Fabien A. P. Petitcolas graduated in 1996 from École Centrale, Lyon, France. He then studied at the University of Cambridge under the guidance of Prof. R. Anderson for a doctorate, which was partly funded by the Intel Corporation and was awarded in 1999 when he joined Microsoft Research. He is with the External Research Office, Microsoft Research, Cambridge, U.K. He heads the Intellectual Capital Development which incorporates a number of programs to support outstanding scientists in Europe, the Middle East, and Africa, including the Microsoft Research European Ph.D. Scholarship and European Fellowship programs. Before joining the External Research Office, he was a Researcher within the Security Research Group.
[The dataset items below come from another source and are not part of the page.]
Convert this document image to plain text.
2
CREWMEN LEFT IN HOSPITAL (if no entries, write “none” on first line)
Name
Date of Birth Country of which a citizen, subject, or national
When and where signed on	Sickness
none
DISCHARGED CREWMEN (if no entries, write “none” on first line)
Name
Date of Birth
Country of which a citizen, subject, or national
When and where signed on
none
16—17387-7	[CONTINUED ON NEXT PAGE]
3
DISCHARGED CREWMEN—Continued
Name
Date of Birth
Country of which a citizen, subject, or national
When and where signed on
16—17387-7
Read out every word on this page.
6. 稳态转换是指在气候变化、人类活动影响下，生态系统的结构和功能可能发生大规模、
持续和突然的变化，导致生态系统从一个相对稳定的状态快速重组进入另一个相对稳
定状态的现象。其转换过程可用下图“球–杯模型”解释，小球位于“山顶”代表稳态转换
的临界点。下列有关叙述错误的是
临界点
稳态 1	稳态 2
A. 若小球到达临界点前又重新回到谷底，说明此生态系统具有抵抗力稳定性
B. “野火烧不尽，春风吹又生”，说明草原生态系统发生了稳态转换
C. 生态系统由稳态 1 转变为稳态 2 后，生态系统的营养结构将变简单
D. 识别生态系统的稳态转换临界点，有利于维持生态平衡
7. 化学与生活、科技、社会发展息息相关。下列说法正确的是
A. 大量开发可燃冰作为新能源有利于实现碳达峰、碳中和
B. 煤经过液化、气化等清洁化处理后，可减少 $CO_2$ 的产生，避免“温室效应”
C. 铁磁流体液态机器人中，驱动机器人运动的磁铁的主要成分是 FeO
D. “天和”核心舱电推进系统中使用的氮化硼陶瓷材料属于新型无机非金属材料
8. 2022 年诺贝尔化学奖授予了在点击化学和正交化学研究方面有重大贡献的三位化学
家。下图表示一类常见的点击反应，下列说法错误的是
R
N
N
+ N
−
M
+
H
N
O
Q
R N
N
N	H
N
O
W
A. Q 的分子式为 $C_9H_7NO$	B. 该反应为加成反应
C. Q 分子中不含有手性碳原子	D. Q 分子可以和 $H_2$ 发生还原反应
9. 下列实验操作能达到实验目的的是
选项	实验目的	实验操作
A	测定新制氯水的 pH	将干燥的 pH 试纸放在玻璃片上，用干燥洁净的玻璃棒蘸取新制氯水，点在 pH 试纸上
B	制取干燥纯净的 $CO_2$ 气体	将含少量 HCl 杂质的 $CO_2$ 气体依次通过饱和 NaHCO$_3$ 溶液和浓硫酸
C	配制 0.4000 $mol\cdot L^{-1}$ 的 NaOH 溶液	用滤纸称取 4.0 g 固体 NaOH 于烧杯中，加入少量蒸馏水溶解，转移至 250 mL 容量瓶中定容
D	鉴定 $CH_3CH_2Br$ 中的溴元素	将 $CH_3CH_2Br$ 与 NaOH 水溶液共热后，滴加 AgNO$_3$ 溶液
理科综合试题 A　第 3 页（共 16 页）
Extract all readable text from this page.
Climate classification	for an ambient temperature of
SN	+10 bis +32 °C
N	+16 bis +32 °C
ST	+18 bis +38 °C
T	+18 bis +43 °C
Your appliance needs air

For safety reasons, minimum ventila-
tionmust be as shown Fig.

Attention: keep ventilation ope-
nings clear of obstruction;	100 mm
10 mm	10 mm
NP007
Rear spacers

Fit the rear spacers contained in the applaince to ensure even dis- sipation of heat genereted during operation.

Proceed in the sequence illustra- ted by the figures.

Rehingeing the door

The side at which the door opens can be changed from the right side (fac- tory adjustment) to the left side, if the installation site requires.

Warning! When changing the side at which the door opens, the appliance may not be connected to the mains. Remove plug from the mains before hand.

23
Zeph Landau received the Ph.D. degree in mathematics from the University of California, Berkeley, in 1998. Since then, he has had postdoctoral positions in theoretical neuroscience at the University of California. San Francisco, in mathematics at the Mathematical Sciences Research Institute, in quantum computation at University of California. Berkeley, and in signal processing at Microsoft Research (where this work was done). He is currently an Assistant Professor in the Math Department, The City College of New York. His research interests include signal processing, quantum computation, operator algebras, and theoretical neuroscience.